EvalsHub AI

Quick Start Guide

Get up and running with EvalsHub in under 5 minutes. You'll create an account, install the SDK, send traces from your app, and run your first evaluation.

1

Create an account and project

Sign up at evalshub.ai/signup. No credit card required. After signup, create a project (or use the default). In the project you'll find your API key and Project ID—you need both for the SDK.

2

Install the SDK

The EvalsHub SDK is a small JavaScript/TypeScript package. Install it alongside the OpenAI client (or use trace() for other providers—see SDK Reference).

npm add evalshub openai
3

Set environment variables

Create a .env (or set in your environment) with your project credentials. The SDK reads these by default.
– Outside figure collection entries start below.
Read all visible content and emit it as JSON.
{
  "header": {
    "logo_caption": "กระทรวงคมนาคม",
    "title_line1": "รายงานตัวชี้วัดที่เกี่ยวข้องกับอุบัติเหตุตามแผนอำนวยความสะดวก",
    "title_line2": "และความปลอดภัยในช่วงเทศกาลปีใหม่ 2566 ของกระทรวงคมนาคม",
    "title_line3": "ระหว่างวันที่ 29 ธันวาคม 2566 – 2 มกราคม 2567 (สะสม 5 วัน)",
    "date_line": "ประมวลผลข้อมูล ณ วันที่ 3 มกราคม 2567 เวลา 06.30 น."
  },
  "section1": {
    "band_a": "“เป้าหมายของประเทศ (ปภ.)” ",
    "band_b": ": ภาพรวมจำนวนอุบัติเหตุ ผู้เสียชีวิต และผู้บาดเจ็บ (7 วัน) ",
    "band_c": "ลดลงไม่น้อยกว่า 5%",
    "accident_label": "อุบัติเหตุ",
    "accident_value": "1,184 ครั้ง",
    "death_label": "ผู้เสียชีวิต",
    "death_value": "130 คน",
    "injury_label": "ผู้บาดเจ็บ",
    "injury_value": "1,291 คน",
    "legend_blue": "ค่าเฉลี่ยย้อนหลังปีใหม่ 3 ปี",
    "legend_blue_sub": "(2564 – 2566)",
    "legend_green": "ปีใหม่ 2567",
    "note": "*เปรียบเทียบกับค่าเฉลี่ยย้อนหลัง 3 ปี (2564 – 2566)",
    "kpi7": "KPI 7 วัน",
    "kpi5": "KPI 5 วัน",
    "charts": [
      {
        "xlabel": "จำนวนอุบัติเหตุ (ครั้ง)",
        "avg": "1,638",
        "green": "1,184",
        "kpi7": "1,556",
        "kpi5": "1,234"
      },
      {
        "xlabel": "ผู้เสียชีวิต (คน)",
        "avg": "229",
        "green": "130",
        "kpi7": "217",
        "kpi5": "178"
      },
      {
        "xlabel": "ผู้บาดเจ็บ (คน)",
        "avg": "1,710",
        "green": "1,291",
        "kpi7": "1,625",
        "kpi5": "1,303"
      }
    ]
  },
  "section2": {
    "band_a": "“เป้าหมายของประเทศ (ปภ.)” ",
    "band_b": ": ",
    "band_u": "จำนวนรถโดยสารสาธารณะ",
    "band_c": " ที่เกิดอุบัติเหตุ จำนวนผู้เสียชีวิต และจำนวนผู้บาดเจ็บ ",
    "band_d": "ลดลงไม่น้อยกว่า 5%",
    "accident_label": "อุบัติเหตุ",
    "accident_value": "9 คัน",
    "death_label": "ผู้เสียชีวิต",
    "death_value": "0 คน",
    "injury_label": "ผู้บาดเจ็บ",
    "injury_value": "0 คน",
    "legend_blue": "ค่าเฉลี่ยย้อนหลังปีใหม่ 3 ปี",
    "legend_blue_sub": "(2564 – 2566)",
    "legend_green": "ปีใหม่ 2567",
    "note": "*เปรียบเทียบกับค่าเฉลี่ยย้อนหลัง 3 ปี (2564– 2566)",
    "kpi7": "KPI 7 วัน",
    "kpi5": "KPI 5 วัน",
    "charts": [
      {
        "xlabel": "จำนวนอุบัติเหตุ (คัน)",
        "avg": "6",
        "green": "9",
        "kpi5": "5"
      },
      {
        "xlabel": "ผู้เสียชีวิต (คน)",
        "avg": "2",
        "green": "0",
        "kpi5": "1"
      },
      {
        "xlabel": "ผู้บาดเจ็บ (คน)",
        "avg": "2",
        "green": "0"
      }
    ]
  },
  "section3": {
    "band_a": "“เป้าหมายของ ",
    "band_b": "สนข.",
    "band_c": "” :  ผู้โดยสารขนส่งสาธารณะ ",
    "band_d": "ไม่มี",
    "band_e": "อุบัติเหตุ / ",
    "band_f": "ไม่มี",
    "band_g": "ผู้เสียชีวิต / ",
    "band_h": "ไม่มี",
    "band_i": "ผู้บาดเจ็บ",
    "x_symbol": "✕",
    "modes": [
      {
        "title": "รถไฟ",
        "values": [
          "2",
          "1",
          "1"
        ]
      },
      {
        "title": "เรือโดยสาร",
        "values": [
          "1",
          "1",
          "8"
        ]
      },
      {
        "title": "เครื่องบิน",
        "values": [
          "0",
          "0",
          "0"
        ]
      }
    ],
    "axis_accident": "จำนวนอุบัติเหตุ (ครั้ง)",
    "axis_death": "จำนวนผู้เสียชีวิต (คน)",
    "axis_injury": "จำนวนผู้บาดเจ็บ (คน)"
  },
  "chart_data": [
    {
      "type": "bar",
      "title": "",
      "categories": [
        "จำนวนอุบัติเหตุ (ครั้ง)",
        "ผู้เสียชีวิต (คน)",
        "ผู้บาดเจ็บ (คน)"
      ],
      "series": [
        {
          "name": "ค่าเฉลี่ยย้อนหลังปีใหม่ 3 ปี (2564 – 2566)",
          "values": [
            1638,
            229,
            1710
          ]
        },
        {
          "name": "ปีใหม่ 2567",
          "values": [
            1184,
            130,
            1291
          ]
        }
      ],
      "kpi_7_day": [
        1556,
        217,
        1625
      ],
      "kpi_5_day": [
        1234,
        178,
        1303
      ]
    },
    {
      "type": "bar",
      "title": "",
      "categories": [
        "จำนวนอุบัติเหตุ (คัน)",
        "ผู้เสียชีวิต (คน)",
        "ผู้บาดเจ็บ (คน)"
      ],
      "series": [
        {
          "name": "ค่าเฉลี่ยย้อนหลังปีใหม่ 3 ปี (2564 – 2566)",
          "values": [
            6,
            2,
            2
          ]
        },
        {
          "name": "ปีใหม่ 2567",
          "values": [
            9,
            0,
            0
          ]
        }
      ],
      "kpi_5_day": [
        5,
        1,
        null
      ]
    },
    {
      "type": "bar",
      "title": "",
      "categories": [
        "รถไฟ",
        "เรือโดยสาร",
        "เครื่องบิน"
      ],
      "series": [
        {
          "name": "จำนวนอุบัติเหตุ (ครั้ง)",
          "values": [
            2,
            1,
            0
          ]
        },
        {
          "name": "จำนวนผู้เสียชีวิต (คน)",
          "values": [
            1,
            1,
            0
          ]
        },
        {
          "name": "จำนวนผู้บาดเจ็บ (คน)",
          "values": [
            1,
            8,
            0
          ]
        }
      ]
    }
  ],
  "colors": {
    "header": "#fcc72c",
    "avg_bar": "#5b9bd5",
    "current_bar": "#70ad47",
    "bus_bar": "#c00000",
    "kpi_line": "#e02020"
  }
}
EVALSHUB_API_KEY=your_api_key EVALSHUB_PROJECT_ID=your_project_id

For local development against your own EvalsHub instance, set EVALSHUB_BASE_URL=http://localhost:3000.

4

Wrap your OpenAI client and send traces

Wrap your OpenAI client with wrapOpenAI(). Every chat.completions.create call is then traced automatically: model, messages, response text, and latency are sent to EvalsHub. Tracing is fire-and-forget by default so your app latency is not affected.

import { wrapOpenAI } from "evalshub";
import OpenAI from "openai";

const openai = wrapOpenAI(new OpenAI());

async function main() {
  const response = await openai.chat.completions.create({
    model: "gpt-4o-mini",
    messages: [{ role: "user", content: "What is 1+1?" }],
  });
  console.log(response.choices[0].message.content);
}

main();
5

Create a dataset and run your first eval

In the dashboard, go to Datasets and create a dataset (e.g. upload a CSV with an "input" column, or add rows manually). Then go to Experiments, create an experiment linked to that dataset and a prompt, choose your scorers (e.g. built-in quality or custom LLM-as-a-judge), and run the experiment. You'll see per-row scores and pass/fail.

Using a different provider?

If you're not using the OpenAI SDK, use trace() instead. After your LLM call, pass the raw input and output (and optional model, latency, metadata). See SDK Reference for the full trace() API and options like databaseID and promptVersionId.